With 52% of companies able to track and audit the data their AI agents access, the other 48% are operating with a compliance and investigation gap that can easily become a breach gap. That is why visibility has to be treated as a control outcome, not a reporting feature. Teams that cannot explain agent data access will struggle to defend it.
The next programme pivot is from static account management to dynamic trust management across human, machine, and agent identities. That makes privilege drift, secret sprawl, and ownership ambiguity the leading indicators to watch. Teams that connect those signals to lifecycle governance will be better placed to scale AI adoption without widening the attack surface.
For practitioners
- Inventory every non-human identity continuously Scan for service accounts, API keys, tokens, certificates, bots, and AI agents across cloud, SaaS, code repositories, and automation pipelines. Tie each credential to an owner, system, and business purpose so that orphaned access can be removed quickly.
- Eliminate standing privilege where workloads allow it Replace persistent machine credentials with just-in-time access, short-lived tokens, and vault-managed secret retrieval. Prioritise identities that can reach sensitive systems or that appear in high-frequency automation paths.
- Classify AI agents as governed identities Document which agents can authenticate, which tools they can call, and which decisions they can make without human approval. Set separate boundaries for read, write, and execution actions so agent privileges do not inherit human scope by default.
- Track privilege drift as a lifecycle issue Review changes in service account scope, secret exposure, and AI agent entitlements as part of regular governance cycles. When access outlives the workload or use case, remove it rather than waiting for the next incident.
Key takeaways
- Machine identities and AI agents now behave like governed identities, not just infrastructure components.
- Over-provisioned non-human access multiplies blast radius, and one compromised credential can spread fast across connected systems.
- Visibility and lifecycle control are the decisive controls because least privilege cannot work on identities teams cannot find.
Standards & Framework Alignment
This section maps relevant standards and security frameworks to the operational risks and controls described in this guidance.
OWASP Agentic AI Top 10 and OWASP Non-Human Identity Top 10 address the attack and risk surface, while NIST CSF 2.0 set the governance and control requirements practitioners need to meet.

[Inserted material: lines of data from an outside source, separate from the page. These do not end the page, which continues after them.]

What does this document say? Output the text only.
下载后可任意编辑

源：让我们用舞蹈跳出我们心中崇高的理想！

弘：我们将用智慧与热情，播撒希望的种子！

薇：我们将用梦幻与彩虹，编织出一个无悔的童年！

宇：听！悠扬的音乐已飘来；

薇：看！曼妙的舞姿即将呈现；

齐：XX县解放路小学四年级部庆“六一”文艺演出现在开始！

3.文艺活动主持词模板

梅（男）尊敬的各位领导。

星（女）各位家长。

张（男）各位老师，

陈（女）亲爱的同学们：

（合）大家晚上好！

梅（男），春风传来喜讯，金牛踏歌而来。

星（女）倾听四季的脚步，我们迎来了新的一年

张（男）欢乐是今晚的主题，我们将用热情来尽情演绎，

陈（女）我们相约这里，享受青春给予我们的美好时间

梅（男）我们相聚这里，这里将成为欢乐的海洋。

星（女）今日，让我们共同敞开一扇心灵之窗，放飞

| Framework | Control / Reference | Relevance |
|---|---|---|
| OWASP Agentic AI Top 10 | Covers agent identity and tool-use risk in autonomous-like workflows. | |
| OWASP Non-Human Identity Top 10 | NHI-03 | Relevant to secret rotation and standing access in machine identities. |
| NIST CSF 2.0 | PR.AC-4 | Access management applies directly to machine and agent identity governance. |
Map agent permissions and tool access against agentic application risks before expanding deployment.
Key terms
- Machine Identity: A machine identity is a non-human credentialed entity that can authenticate and access systems on behalf of a service, application, workload, or automation process. In practice, it includes service accounts, API keys, tokens, and certificates that must be owned, scoped, rotated, and retired like any other identity asset.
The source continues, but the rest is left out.